DS starts PLMish earnings on a down note
And here we go—it’s the start of the third calendar quarter, which means we’ll hear from the publicly traded PLMish companies about how the second quarter went and what they expect for the rest of 2025.
I admit, I didn’t see this one coming since general trends had seemed positive, but Dassault Systèmes this morning announced preliminary results for Q2 that were below the midpoint of its earlier forecast and lowered its revenue outlook for all of 2024, meaning it’s not going to make up all of that Q2 shortfall.
The details:
- DS pre-announced Q2 total revenue of €1,495 million, below the prior guidance of €1,525 million to €1,555 million — a roughly €45 million miss at the midpoint
- That total revenue figure is still up 4% in constant currencies (cc)
- But the problem is that it’s well below the 7% to 9% cc growth forecast, a significant shortfall
- The company said €30 million of miss is due to delays in closing large deals because of customer “cautiousness regarding a complex geopolitical environment,” specifically in aerospace and defense deals in the US and Europe, during the last weeks of June
- The new forecast has 2024 total revenue up 6% to 8% cc rather than the 8% to 10% cc announced earlier.
Three bright spots: DS said that while some large deals were tough to close, “the number of mid-sized transactions at around €500k was up by 8% in the quarter, which highlights overall healthy and active business activities”. SolidWorks was “in line with our objectives” — go, CAD, go. And, finally, DS believes that Life Sciences will return to growth in the second half of 2024, as Medidata bookings are up.
And I guess a fourth bright spot? “All postponed transactions remain active in our pipeline, however given the unexpected delays and the backend loaded profile of the year, we believe it is prudent to risk adjust our full year outlook, which now reflects 6% to 8% total revenue growth supported by our pipeline of opportunities.”
TL;DR? DS didn’t hit its revenue target for Q2 and revised its 2024 cc revenue growth downwards from 9% to 7% at the midpoint. That implies, again, at the midpoint, that second-half revenue will be up 9% cc.
Investors are not happy with this news and sent DS’ share price down 5% or so today. Not because it said anything similar, but I guess investors only see one shade of grey: PTC shares are down 5%, too.
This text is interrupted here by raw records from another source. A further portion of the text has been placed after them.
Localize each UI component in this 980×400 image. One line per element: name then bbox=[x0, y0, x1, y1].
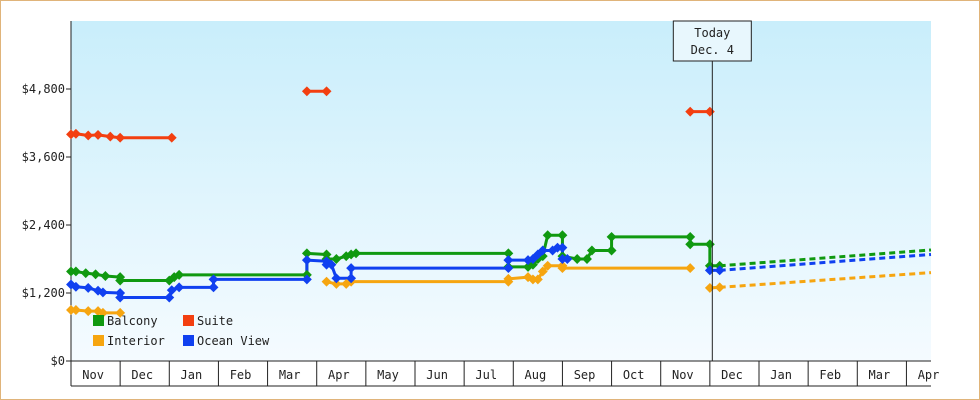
interior-data-point[interactable] bbox=[542, 260, 553, 271]
x-tick-label: Dec bbox=[721, 368, 743, 382]
balcony-data-point[interactable] bbox=[301, 248, 312, 259]
balcony-projection-line bbox=[719, 248, 932, 268]
balcony-data-point[interactable] bbox=[606, 231, 617, 242]
suite-data-point[interactable] bbox=[115, 132, 126, 143]
legend-label-interior: Interior bbox=[107, 334, 165, 348]
legend-swatch-ocean-view bbox=[183, 335, 194, 346]
x-tick-label: Aug bbox=[525, 368, 547, 382]
plot-background bbox=[71, 21, 931, 361]
y-tick-label: $0 bbox=[51, 354, 65, 368]
ocean-view-data-point[interactable] bbox=[714, 265, 725, 276]
y-tick-label: $1,200 bbox=[22, 286, 65, 300]
ocean-view-data-point[interactable] bbox=[208, 274, 219, 285]
balcony-data-point[interactable] bbox=[351, 248, 361, 259]
ocean-view-data-point[interactable] bbox=[346, 263, 357, 274]
ocean-view-data-point[interactable] bbox=[537, 245, 548, 256]
suite-data-point[interactable] bbox=[166, 132, 177, 143]
x-tick-label: Dec bbox=[131, 368, 153, 382]
suite-data-point[interactable] bbox=[105, 131, 116, 142]
interior-data-point[interactable] bbox=[685, 263, 696, 274]
interior-data-point[interactable] bbox=[532, 274, 543, 285]
interior-projection-line bbox=[719, 271, 932, 289]
ocean-view-data-point[interactable] bbox=[326, 259, 337, 270]
interior-data-point[interactable] bbox=[503, 273, 514, 284]
balcony-data-point[interactable] bbox=[542, 230, 553, 241]
interior-data-point[interactable] bbox=[537, 266, 548, 277]
balcony-data-point[interactable] bbox=[572, 254, 583, 264]
x-tick-label: Jun bbox=[426, 368, 448, 382]
balcony-data-point[interactable] bbox=[606, 245, 617, 256]
interior-data-point[interactable] bbox=[714, 282, 725, 293]
x-tick-label: Mar bbox=[279, 368, 301, 382]
x-tick-label: Oct bbox=[623, 368, 645, 382]
balcony-data-point[interactable] bbox=[685, 239, 696, 250]
ocean-view-data-point[interactable] bbox=[346, 273, 357, 284]
interior-data-point[interactable] bbox=[557, 263, 568, 274]
y-tick-label: $4,800 bbox=[22, 82, 65, 96]
y-tick-label: $2,400 bbox=[22, 218, 65, 232]
x-tick-label: Jan bbox=[770, 368, 792, 382]
x-tick-label: Apr bbox=[328, 368, 350, 382]
legend-swatch-interior bbox=[93, 335, 104, 346]
balcony-data-point[interactable] bbox=[557, 230, 568, 241]
interior-data-point[interactable] bbox=[321, 276, 332, 287]
ocean-view-data-point[interactable] bbox=[562, 254, 573, 264]
x-tick-label: Feb bbox=[819, 368, 841, 382]
suite-data-point[interactable] bbox=[93, 129, 103, 140]
balcony-data-point[interactable] bbox=[174, 269, 185, 280]
ocean-view-data-point[interactable] bbox=[503, 263, 514, 274]
ocean-view-data-point[interactable] bbox=[557, 242, 568, 253]
ocean-view-projection-line bbox=[719, 252, 932, 272]
balcony-data-point[interactable] bbox=[586, 245, 597, 256]
x-tick-label: Feb bbox=[230, 368, 252, 382]
legend-label-suite: Suite bbox=[197, 314, 233, 328]
today-date: Dec. 4 bbox=[691, 43, 734, 57]
x-tick-label: Jan bbox=[181, 368, 203, 382]
x-tick-label: Jul bbox=[475, 368, 497, 382]
legend-swatch-balcony bbox=[93, 315, 104, 326]
ocean-view-data-point[interactable] bbox=[166, 285, 177, 296]
ocean-view-data-point[interactable] bbox=[208, 282, 219, 293]
suite-data-point[interactable] bbox=[83, 130, 94, 141]
legend-swatch-suite bbox=[183, 315, 194, 326]
ocean-view-data-point[interactable] bbox=[174, 282, 185, 293]
legend-label-balcony: Balcony bbox=[107, 314, 158, 328]
suite-data-point[interactable] bbox=[685, 106, 696, 117]
x-tick-label: Nov bbox=[82, 368, 104, 382]
ocean-view-data-point[interactable] bbox=[301, 274, 312, 285]
today-marker-box bbox=[672, 20, 752, 62]
x-tick-label: Apr bbox=[918, 368, 940, 382]
x-tick-label: Sep bbox=[574, 368, 596, 382]
legend-label-ocean-view: Ocean View bbox=[197, 334, 270, 348]
y-tick-label: $3,600 bbox=[22, 150, 65, 164]
balcony-data-point[interactable] bbox=[582, 254, 592, 264]
balcony-data-point[interactable] bbox=[503, 248, 514, 259]
balcony-data-point[interactable] bbox=[685, 231, 696, 242]
ocean-view-data-point[interactable] bbox=[331, 273, 342, 284]
x-tick-label: May bbox=[377, 368, 399, 382]
x-tick-label: Mar bbox=[869, 368, 891, 382]
today-label: Today bbox=[694, 26, 730, 40]
x-tick-label: Nov bbox=[672, 368, 694, 382]
suite-data-point[interactable] bbox=[70, 128, 81, 139]
interior-data-point[interactable] bbox=[331, 278, 342, 289]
DS’ announcement leads to so many questions: First, what changed? The wars in Ukraine and the Middle East rage on. US politics are nuts. China and Russia continue to be Western dilemmas. European politics, admittedly, got more confusing quickly towards the end of Q2 but realistically, the end of Q2 wasn’t all that different from the start, so what happened? Second, €15 million of the miss is not covered by the large deals/aero+defense/NA+EU explanation — what happened there, where and why? And, finally, why doesn’t DS feel confident in predicting the close of the slipped deals? DS has been at this a looooong time, with very seasoned sales execs; you know they’re working everything they can to close those deals. What has to change for those deals to close?